As I’ve said in previous posts, my favorite part of Saturday Night Live has always been the music.  It seems as if SNL always seems to catch musical acts at the perfect time when they are just about to take off.  I’m sure it is more than difficult to try to cover 40 years of a television show, but I thought they did themselves an injustice by not showing some of the seminal music performances.  Whether it was the Rolling Stones in the 1970s, Nirvana, Sinead O’Connor, or even the Ashley Simpson lip syncing debacle, music has played such an integral role in the show that it would have been great if there was a bit more focus on it.

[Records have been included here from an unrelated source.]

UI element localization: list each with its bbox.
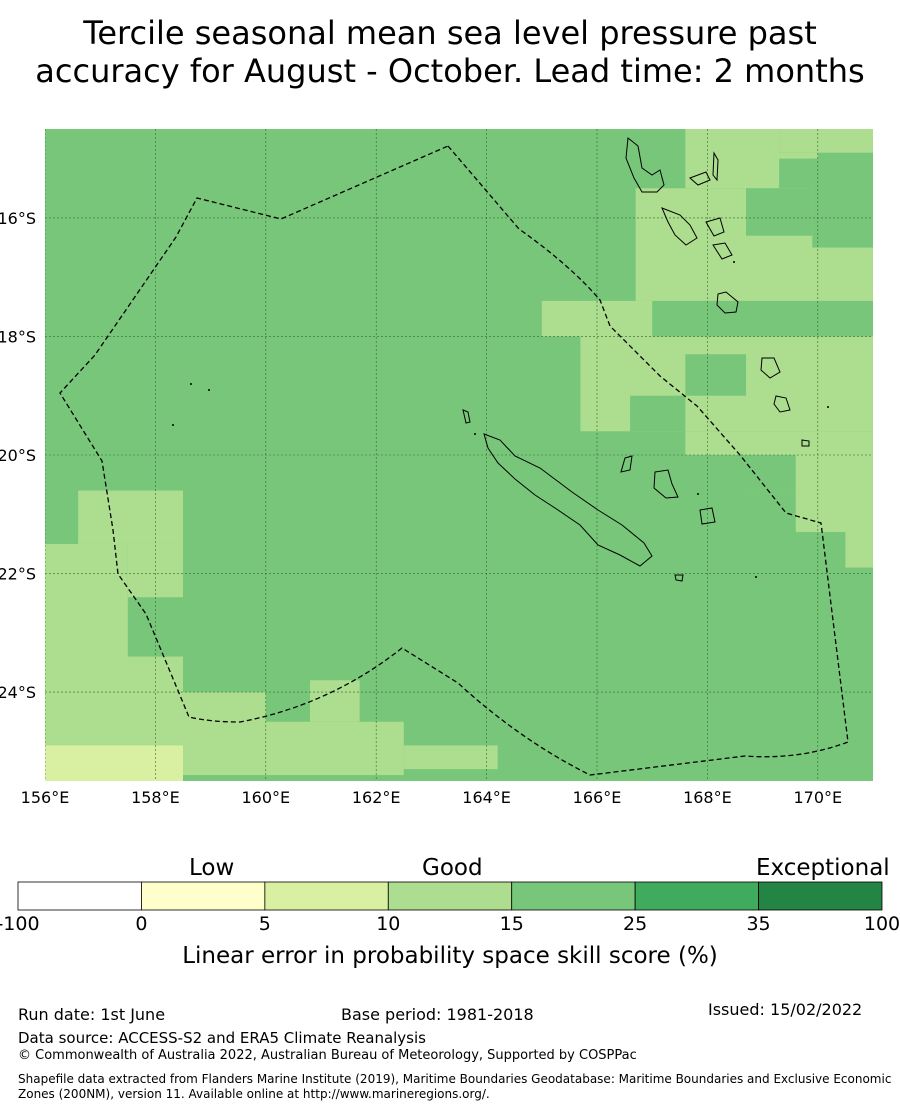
skill-cell	[630, 395, 686, 432]
lat-tick-label: 18°S	[0, 327, 36, 346]
lon-tick-labels: 156°E 158°E 160°E 162°E 164°E 166°E 168°E 170°E	[21, 788, 842, 807]
colorbar-segment	[264, 881, 389, 911]
islet	[755, 576, 757, 578]
lon-tick-label: 158°E	[131, 788, 180, 807]
colorbar-segment	[141, 881, 266, 911]
lat-tick-label: 16°S	[0, 209, 36, 228]
skill-cell	[746, 188, 813, 236]
island-coastline	[462, 409, 471, 424]
islet	[208, 389, 210, 391]
colorbar-tick-label: 25	[623, 913, 648, 935]
title-line-2: accuracy for August - October. Lead time…	[35, 52, 865, 90]
skill-cell	[183, 692, 266, 776]
skill-cell	[78, 490, 183, 544]
skill-cell	[729, 455, 796, 491]
colorbar-tick-label: 100	[863, 913, 900, 935]
colorbar-segment	[758, 881, 883, 911]
skill-cell	[128, 781, 183, 787]
islet	[474, 433, 476, 435]
skill-score-map: 156°E 158°E 160°E 162°E 164°E 166°E 168°E 170°E…	[0, 129, 873, 807]
island-coastline	[661, 207, 698, 246]
colorbar-segment	[634, 881, 759, 911]
lon-tick-label: 170°E	[793, 788, 842, 807]
island-coastline	[699, 507, 716, 525]
title-line-1: Tercile seasonal mean sea level pressure…	[83, 14, 817, 52]
islet	[190, 383, 192, 385]
skill-cell	[685, 431, 873, 455]
skill-cell	[845, 514, 873, 568]
lat-tick-label: 22°S	[0, 565, 36, 584]
run-date: Run date: 1st June	[18, 1005, 166, 1024]
colorbar-tick-label: 0	[135, 913, 148, 935]
island-coastline	[801, 439, 810, 447]
skill-cell	[265, 721, 404, 776]
category-good: Good	[422, 855, 483, 881]
lon-tick-label: 160°E	[241, 788, 290, 807]
skill-cell	[740, 152, 818, 159]
islet	[827, 406, 829, 408]
colorbar-tick-label: 5	[258, 913, 271, 935]
lat-tick-label: 24°S	[0, 683, 36, 702]
skill-cell	[403, 745, 498, 770]
skill-cell	[845, 170, 873, 207]
island-coastline	[625, 137, 665, 193]
colorbar-tick-label: -100	[0, 913, 40, 935]
gridlines	[45, 129, 873, 781]
skill-cell	[685, 354, 747, 396]
islet	[733, 261, 735, 263]
lon-tick-label: 156°E	[21, 788, 70, 807]
skill-cell	[45, 543, 128, 657]
colorbar-segment	[387, 881, 513, 911]
colorbar-tick-label: 10	[376, 913, 401, 935]
island-coastline	[705, 217, 725, 237]
skill-cell	[45, 751, 128, 781]
lon-tick-label: 168°E	[683, 788, 732, 807]
island-coastline	[716, 291, 739, 314]
lon-tick-label: 162°E	[352, 788, 401, 807]
island-coastline	[773, 395, 791, 413]
colorbar-tick-label: 35	[746, 913, 771, 935]
category-low: Low	[189, 855, 235, 881]
skill-cells	[45, 129, 873, 787]
island-coastline	[712, 242, 733, 260]
lat-tick-label: 20°S	[0, 446, 36, 465]
lat-tick-labels: 16°S 18°S 20°S 22°S 24°S	[0, 209, 36, 702]
island-coastline	[674, 574, 684, 582]
colorbar	[17, 881, 883, 911]
colorbar-segment	[17, 881, 142, 911]
data-source: Data source: ACCESS-S2 and ERA5 Climate …	[18, 1029, 426, 1047]
island-coastline	[712, 151, 719, 182]
lon-tick-label: 164°E	[462, 788, 511, 807]
colorbar-label: Linear error in probability space skill …	[182, 943, 718, 969]
island-coastline	[760, 357, 781, 379]
category-exceptional: Exceptional	[756, 855, 890, 881]
colorbar-segment	[511, 881, 636, 911]
lon-tick-label: 166°E	[573, 788, 622, 807]
islet	[697, 493, 699, 495]
skill-cell	[309, 680, 360, 722]
skill-cell	[779, 129, 873, 153]
map-title: Tercile seasonal mean sea level pressure…	[0, 14, 900, 90]
eez-boundary	[59, 145, 849, 776]
islet	[172, 424, 174, 426]
island-coastline	[653, 469, 679, 499]
island-coastline	[689, 171, 711, 186]
island-coastline	[483, 433, 653, 567]
coastlines	[172, 137, 829, 582]
issued-date: Issued: 15/02/2022	[708, 1000, 863, 1019]
base-period: Base period: 1981-2018	[341, 1005, 534, 1024]
copyright: © Commonwealth of Australia 2022, Austra…	[18, 1048, 637, 1063]
island-coastline	[620, 455, 633, 473]
colorbar-tick-label: 15	[499, 913, 524, 935]
shapefile-credit: Shapefile data extracted from Flanders M…	[18, 1072, 892, 1101]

The only other downside of the evening was what took place with the long awaited return of Eddie Murphy to the SNL stage.  Eddies hasn’t been back in over 30 years, and when he agreed to be on the show, he was the most anticipated return.  Nobody knew if he would do one of his old characters, some standup jokes, or what.  After an amazing introduction by Chris Rock, Eddie seemed uncomfortable, said a few ‘thanks’, and quickly went to commercial.  News ended up breaking Thursday that Eddie was offered to play the Bill Cosby role in the ‘Celebrity Jeopardy’ skit.  This would have absolutely brought the house down, but you have to give some credit to Murphy, as he was quoted that he “didn’t want to kick a man while he was down”.

When it was all said and done, it was amazing show.  Many say the after party was even better.  It could be the best thing to happen to the current staff, as I know I’m hungry to build up new memories with the show in the now, that can maybe be relived at the 50th Anniversary Special.